Due to our historical relationship with Sara Lee, there are several contracts under which Sara Lee has guaranteed certain third-party obligations for several of our entities. Typically, these obligations arise as a result of contracts entered into by our entities and authorized by Sara Lee, under which Sara Lee agrees to indemnify a third-party against losses arising from a breach of representations and covenants related to such matters as title to assets sold, the collectibility of receivables, specified environmental matters, lease obligations assumed and certain tax matters. In each of these circumstances, payment by Sara Lee is conditioned on the other party making a claim pursuant to the procedures specified in the contract. These procedures allow Sara Lee to challenge the other party’s claims. In addition, Sara Lee’s obligations under these agreements may be limited in terms of time and/or amount, and in some cases Sara Lee or the related entities may have recourse against third-parties for certain payments made by Sara Lee. It is not possible to predict the maximum potential amount of future payments under certain of these agreements, due to the conditional nature of Sara Lee’s obligations and the unique facts and circumstances involved in each particular agreement. Historically, payments made by Sara Lee under these agreements have not been material, and no amounts are accrued for these items on our Combined and Consolidated Balance Sheets.
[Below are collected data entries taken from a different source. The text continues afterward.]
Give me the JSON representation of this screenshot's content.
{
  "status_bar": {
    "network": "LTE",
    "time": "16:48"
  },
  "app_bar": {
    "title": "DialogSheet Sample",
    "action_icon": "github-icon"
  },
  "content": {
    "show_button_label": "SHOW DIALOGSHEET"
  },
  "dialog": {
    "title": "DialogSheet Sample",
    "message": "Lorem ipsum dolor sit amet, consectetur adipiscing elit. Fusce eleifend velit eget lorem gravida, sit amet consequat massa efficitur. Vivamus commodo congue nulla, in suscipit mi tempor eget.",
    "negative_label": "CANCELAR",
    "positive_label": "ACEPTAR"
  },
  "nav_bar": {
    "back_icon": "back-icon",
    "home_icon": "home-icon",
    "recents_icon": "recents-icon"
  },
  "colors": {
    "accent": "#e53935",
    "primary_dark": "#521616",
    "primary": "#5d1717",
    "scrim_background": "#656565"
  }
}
As of July 2, 2005, these contracts included the guarantee of credit limits with third-party banks, and guarantees over supplier purchases. We had not guaranteed or undertaken any obligation on behalf of Sara Lee or any other related entities as of April 1, 2006.
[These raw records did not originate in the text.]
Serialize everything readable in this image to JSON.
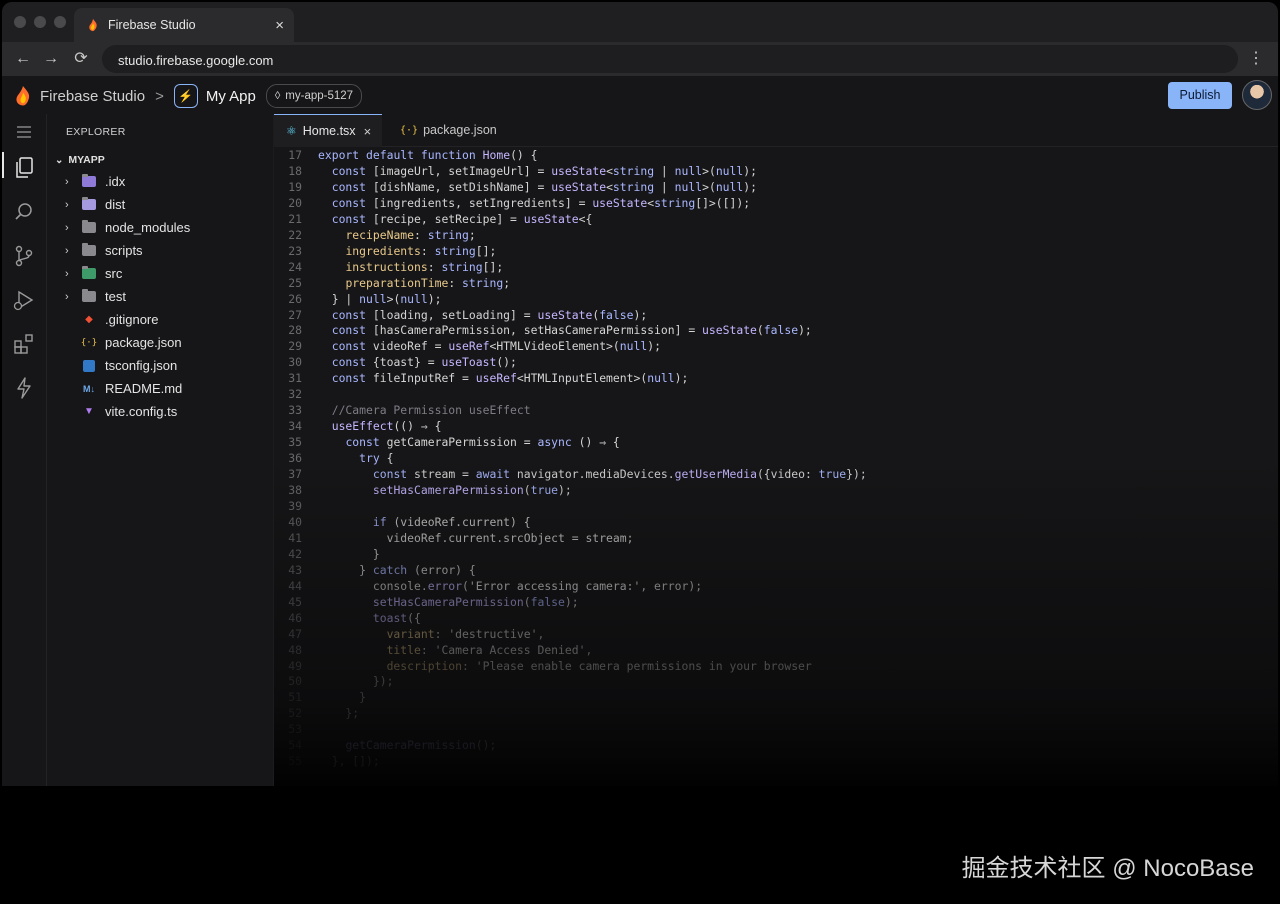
{
  "browser": {
    "tab_title": "Firebase Studio",
    "tab_close": "×",
    "url": "studio.firebase.google.com",
    "back": "←",
    "forward": "→",
    "reload": "⟳",
    "menu": "⋮"
  },
  "app": {
    "brand": "Firebase Studio",
    "separator": ">",
    "project": "My App",
    "workspace": "my-app-5127",
    "publish": "Publish"
  },
  "explorer": {
    "title": "EXPLORER",
    "root": "MYAPP",
    "items": [
      {
        "label": ".idx",
        "type": "folder"
      },
      {
        "label": "dist",
        "type": "folder"
      },
      {
        "label": "node_modules",
        "type": "folder"
      },
      {
        "label": "scripts",
        "type": "folder"
      },
      {
        "label": "src",
        "type": "folder"
      },
      {
        "label": "test",
        "type": "folder"
      },
      {
        "label": ".gitignore",
        "type": "file"
      },
      {
        "label": "package.json",
        "type": "file"
      },
      {
        "label": "tsconfig.json",
        "type": "file"
      },
      {
        "label": "README.md",
        "type": "file"
      },
      {
        "label": "vite.config.ts",
        "type": "file"
      }
    ]
  },
  "editor": {
    "tabs": [
      {
        "label": "Home.tsx",
        "active": true
      },
      {
        "label": "package.json",
        "active": false
      }
    ],
    "lines": [
      {
        "n": "17",
        "code": "export default function Home() {"
      },
      {
        "n": "18",
        "code": "  const [imageUrl, setImageUrl] = useState<string | null>(null);"
      },
      {
        "n": "19",
        "code": "  const [dishName, setDishName] = useState<string | null>(null);"
      },
      {
        "n": "20",
        "code": "  const [ingredients, setIngredients] = useState<string[]>([]);"
      },
      {
        "n": "21",
        "code": "  const [recipe, setRecipe] = useState<{"
      },
      {
        "n": "22",
        "code": "    recipeName: string;"
      },
      {
        "n": "23",
        "code": "    ingredients: string[];"
      },
      {
        "n": "24",
        "code": "    instructions: string[];"
      },
      {
        "n": "25",
        "code": "    preparationTime: string;"
      },
      {
        "n": "26",
        "code": "  } | null>(null);"
      },
      {
        "n": "27",
        "code": "  const [loading, setLoading] = useState(false);"
      },
      {
        "n": "28",
        "code": "  const [hasCameraPermission, setHasCameraPermission] = useState(false);"
      },
      {
        "n": "29",
        "code": "  const videoRef = useRef<HTMLVideoElement>(null);"
      },
      {
        "n": "30",
        "code": "  const {toast} = useToast();"
      },
      {
        "n": "31",
        "code": "  const fileInputRef = useRef<HTMLInputElement>(null);"
      },
      {
        "n": "32",
        "code": ""
      },
      {
        "n": "33",
        "code": "  //Camera Permission useEffect"
      },
      {
        "n": "34",
        "code": "  useEffect(() ⇒ {"
      },
      {
        "n": "35",
        "code": "    const getCameraPermission = async () ⇒ {"
      },
      {
        "n": "36",
        "code": "      try {"
      },
      {
        "n": "37",
        "code": "        const stream = await navigator.mediaDevices.getUserMedia({video: true});"
      },
      {
        "n": "38",
        "code": "        setHasCameraPermission(true);"
      },
      {
        "n": "39",
        "code": ""
      },
      {
        "n": "40",
        "code": "        if (videoRef.current) {"
      },
      {
        "n": "41",
        "code": "          videoRef.current.srcObject = stream;"
      },
      {
        "n": "42",
        "code": "        }"
      },
      {
        "n": "43",
        "code": "      } catch (error) {"
      },
      {
        "n": "44",
        "code": "        console.error('Error accessing camera:', error);"
      },
      {
        "n": "45",
        "code": "        setHasCameraPermission(false);"
      },
      {
        "n": "46",
        "code": "        toast({"
      },
      {
        "n": "47",
        "code": "          variant: 'destructive',"
      },
      {
        "n": "48",
        "code": "          title: 'Camera Access Denied',"
      },
      {
        "n": "49",
        "code": "          description: 'Please enable camera permissions in your browser"
      },
      {
        "n": "50",
        "code": "        });"
      },
      {
        "n": "51",
        "code": "      }"
      },
      {
        "n": "52",
        "code": "    };"
      },
      {
        "n": "53",
        "code": ""
      },
      {
        "n": "54",
        "code": "    getCameraPermission();"
      },
      {
        "n": "55",
        "code": "  }, []);"
      }
    ]
  },
  "watermark": "掘金技术社区 @ NocoBase",
  "colors": {
    "accent": "#8ab4f8",
    "background": "#161618",
    "keyword": "#a9b7ff",
    "property": "#e8c98a"
  }
}
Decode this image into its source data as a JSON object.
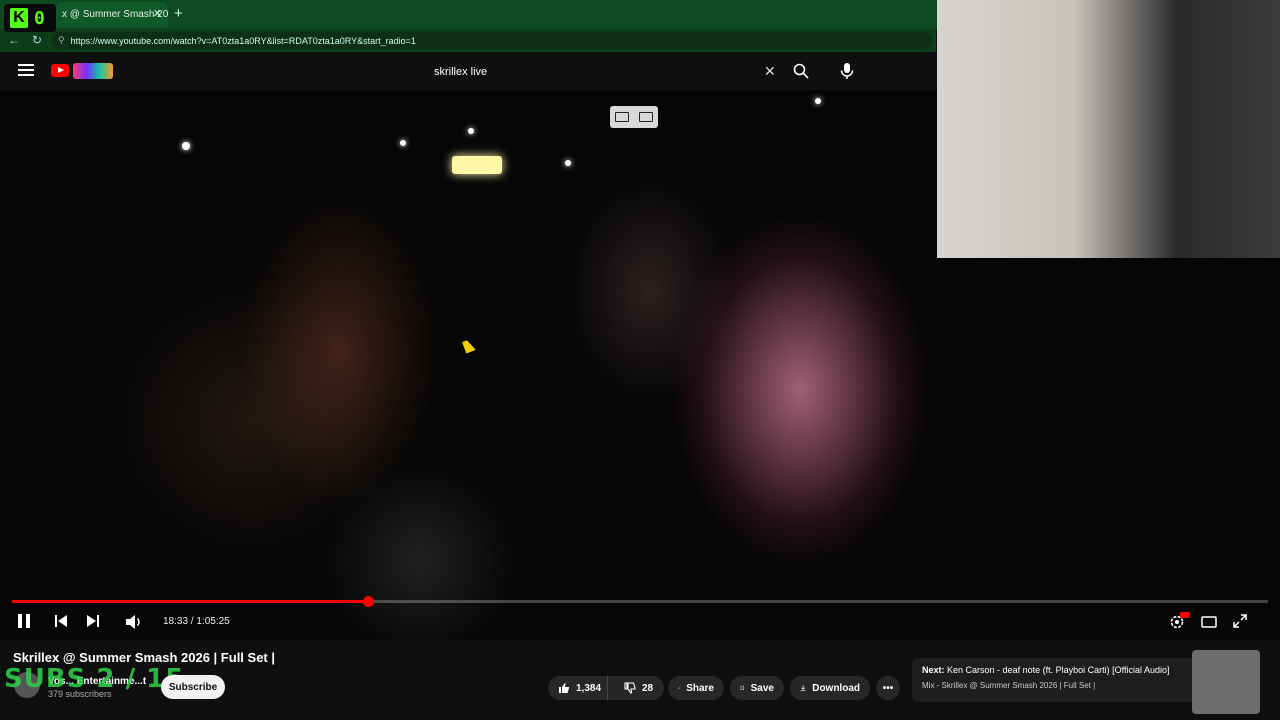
{
  "browser": {
    "kick_counter": "0",
    "tab_title": "x @ Summer Smash 20",
    "url": "https://www.youtube.com/watch?v=AT0zta1a0RY&list=RDAT0zta1a0RY&start_radio=1"
  },
  "search": {
    "query": "skrillex live"
  },
  "player": {
    "time_current": "18:33",
    "time_total": "1:05:25",
    "time_display": "18:33 / 1:05:25",
    "progress_fraction": 0.2835
  },
  "video": {
    "title": "Skrillex @ Summer Smash 2026 | Full Set |",
    "channel_name": "Lyrical Lemonade Entertainment",
    "channel_name_visible": "Vos... Entertainme...t",
    "subscribers": "379 subscribers",
    "subscribe_label": "Subscribe"
  },
  "overlay": {
    "subs_goal": "SUBS 2 / 15"
  },
  "actions": {
    "likes": "1,384",
    "dislikes": "28",
    "share_label": "Share",
    "save_label": "Save",
    "download_label": "Download"
  },
  "next_up": {
    "prefix": "Next:",
    "title": "Ken Carson - deaf note (ft. Playboi Carti) [Official Audio]",
    "mix": "Mix - Skrillex @ Summer Smash 2026 | Full Set |"
  },
  "colors": {
    "accent_red": "#ff0000",
    "kick_green": "#53fc18",
    "browser_green": "#0d4a1f"
  }
}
Quantitative and Qualitative Disclosure About Market Risk

We are exposed to market risk from changes in foreign exchange rates, interest rates and commodity prices. Historically, Sara Lee has maintained risk management control systems on our behalf to monitor the foreign exchange, interest rate and commodities risks and Sara Lee’s offsetting hedge position. Sara Lee’s risk management control system uses analytical techniques including market value, sensitivity analysis and value at risk estimations.

Foreign Exchange Risk

Our exposure to foreign exchange rates exists primarily with respect to the Canadian dollar, Mexican peso, and Japanese yen against the U.S. dollar. Following the spin off, we intend to continue Sara Lee’s policy of using foreign exchange forward and option contracts to hedge our exposure to adverse changes in foreign exchange rates. A sensitivity analysis technique has been used to evaluate the effect that changes in the market value of foreign exchange currencies will have on our forward and option contracts. At the end of fiscal 2004 and fiscal 2005 and as of April 1, 2006, the potential change in fair value of these instruments, assuming a 10% change in the underlying currency price, was $6.1 million, $6.4 million and $6.3 million, respectively.

Interest Rates

Our historic interest rate exposure primarily relates to intercompany loans or other amounts due to or from Sara Lee, cash balances (positive or negative) in foreign cash pool accounts which we have maintained with Sara Lee in the past, and cash held in short-term investment accounts outside of the United States. We have not historically used financial instruments to address our exposure to interest rate movements.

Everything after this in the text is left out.